Almost 20 years ago, when the first of my four children entered the Orchard Park schools, I put my faith in the system. While I am indebted to many outstanding teachers and administrators, my faith began to erode as I noticed little homework and in some cases a serious lack of focus on the basics.
My concerns eventually led me to our superintendent, who told me I was in a very small minority in wanting more homework. Most parents wanted less, he said, and if more homework were given more aides would have to be hired to help with the additional workload.
I wish over the years that I had kept track of how many parents told me they had the exact same concern. Future discussions with teachers and administrators ended in my being told that I did not know what was best for my children.
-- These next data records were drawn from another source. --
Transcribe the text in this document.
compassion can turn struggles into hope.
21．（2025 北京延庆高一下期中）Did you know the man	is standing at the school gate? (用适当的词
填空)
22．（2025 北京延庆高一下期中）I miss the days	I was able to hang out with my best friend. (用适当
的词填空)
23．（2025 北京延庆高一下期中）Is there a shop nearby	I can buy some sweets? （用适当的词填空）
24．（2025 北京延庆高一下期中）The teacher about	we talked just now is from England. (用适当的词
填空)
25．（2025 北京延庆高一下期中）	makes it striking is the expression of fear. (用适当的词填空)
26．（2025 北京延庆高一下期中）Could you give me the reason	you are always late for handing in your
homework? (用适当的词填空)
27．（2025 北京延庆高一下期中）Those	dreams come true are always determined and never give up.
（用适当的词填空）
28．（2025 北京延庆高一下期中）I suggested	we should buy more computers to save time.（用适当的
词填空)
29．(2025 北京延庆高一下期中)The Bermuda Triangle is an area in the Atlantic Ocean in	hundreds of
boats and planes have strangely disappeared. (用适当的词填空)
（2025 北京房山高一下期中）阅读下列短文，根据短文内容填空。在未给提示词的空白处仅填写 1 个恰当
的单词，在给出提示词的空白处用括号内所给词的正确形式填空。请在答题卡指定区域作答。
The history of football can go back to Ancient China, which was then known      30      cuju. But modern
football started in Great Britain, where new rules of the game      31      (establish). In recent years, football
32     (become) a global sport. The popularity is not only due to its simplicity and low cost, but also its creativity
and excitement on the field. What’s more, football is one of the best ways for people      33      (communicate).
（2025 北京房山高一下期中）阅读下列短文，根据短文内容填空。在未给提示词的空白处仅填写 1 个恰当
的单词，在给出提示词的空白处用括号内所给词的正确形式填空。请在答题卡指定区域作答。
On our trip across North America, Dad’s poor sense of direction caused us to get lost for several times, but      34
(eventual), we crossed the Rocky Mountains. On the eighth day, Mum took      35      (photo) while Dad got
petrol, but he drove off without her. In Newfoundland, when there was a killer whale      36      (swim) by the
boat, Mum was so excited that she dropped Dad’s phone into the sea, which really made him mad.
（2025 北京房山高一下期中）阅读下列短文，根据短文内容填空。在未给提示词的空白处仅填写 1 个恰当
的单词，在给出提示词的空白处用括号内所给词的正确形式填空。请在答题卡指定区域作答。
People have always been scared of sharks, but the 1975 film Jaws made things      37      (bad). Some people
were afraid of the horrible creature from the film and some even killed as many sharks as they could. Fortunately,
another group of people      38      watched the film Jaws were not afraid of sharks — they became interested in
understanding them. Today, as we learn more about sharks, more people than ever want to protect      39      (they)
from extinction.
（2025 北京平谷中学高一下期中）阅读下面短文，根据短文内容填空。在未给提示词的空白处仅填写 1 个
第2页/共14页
My frustration led to the formation of the Orchard Park Citizens Group, which sought change through the political process. We succeeded in getting all seven candidates elected to the School Board. But they soon found out it was a daily battle against the administration and teachers' union to accomplish anything the educators did not want to happen. The reality is that our elected, part-time board members are practically powerless.
Our questions on course substance were criticized and ignored. Our request for a strict no-drug policy was met with: "There are no drugs in the Orchard Park School system."
Our concern that the children in the middle were being forgotten was countered with: We educate more of the children to a higher standard than they do in Europe (not true). Our pleas for fiscal constraint on wages fell on deaf ears. And we were verbally attacked by teacher union representatives.
Until parents have a choice, we will continue to be ignored by administrators and teachers' unions, and our children will continue to receive less than we need, deserve and pay for.